Ganz anders sieht das noch bei den Expressionisten aus: Bei Christian Rohlfs scheint Feuer aus dem Kirchenstuhl zu schlagen, bei Max Ernst geht die Kathedrale von Laon im Weltchaos auf, und Heinrich Maria Davringhausen rettet die schwankende Heilsgewissheit von Lourdes in die Religion der Kunst. Den tiefsten Eindruck hinterlässt der Weltkriegs-Saal mit der Kathedrale von Reims. Hier ist neben dem Höllenhund der Zerstörung auch ein Zeichen der europäischen Verständigung zu sehen: Imi Knoebels Entwürfe für die Fenster der Kathedrale von Reims. In Frankreich war es durchaus umstritten, dass ein deutscher Künstler die Fenster dieses nationalen Symbols gestalten durfte – umso stärker wirkt die Geste der Versöhnung.
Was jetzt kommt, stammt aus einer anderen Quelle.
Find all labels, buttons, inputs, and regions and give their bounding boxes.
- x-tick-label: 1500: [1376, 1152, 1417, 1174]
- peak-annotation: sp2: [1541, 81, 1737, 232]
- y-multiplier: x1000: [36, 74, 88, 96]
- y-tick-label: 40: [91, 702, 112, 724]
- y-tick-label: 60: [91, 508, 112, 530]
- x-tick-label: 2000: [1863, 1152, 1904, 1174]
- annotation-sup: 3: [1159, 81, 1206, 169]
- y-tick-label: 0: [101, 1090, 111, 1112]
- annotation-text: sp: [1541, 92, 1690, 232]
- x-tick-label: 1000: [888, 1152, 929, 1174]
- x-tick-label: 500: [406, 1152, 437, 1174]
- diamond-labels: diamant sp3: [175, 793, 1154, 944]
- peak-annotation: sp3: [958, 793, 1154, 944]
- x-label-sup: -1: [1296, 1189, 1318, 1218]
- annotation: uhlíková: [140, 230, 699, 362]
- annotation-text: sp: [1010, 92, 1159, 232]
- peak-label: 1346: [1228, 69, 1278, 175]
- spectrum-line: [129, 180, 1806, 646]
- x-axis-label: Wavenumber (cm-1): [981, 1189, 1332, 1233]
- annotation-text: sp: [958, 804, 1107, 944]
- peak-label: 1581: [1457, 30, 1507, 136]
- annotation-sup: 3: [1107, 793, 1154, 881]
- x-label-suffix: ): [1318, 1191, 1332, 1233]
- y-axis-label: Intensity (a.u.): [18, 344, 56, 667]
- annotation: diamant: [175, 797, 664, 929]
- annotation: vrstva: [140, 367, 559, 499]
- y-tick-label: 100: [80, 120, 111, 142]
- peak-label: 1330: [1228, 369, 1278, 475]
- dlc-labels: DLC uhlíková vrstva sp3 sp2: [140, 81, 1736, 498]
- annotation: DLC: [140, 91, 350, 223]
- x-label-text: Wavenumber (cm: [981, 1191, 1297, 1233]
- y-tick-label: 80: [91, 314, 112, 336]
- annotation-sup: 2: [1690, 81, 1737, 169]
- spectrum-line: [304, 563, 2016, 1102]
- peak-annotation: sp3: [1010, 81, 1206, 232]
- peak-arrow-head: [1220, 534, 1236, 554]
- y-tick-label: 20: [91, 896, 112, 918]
Knoebel nahm die ausgestreckte Hand an, indem er den Scheiben ein Kleid aus bunten Scherben gab. So mahnt die Schönheit der Kunst an die Verwüstungen des Kriegs.

Wallraf-Richartz-Museum und Fondation Corboud, Köln: bis 18. Januar.
Der Katalog ist bei Hirmer erschienen und kostet im Museum 30 Euro.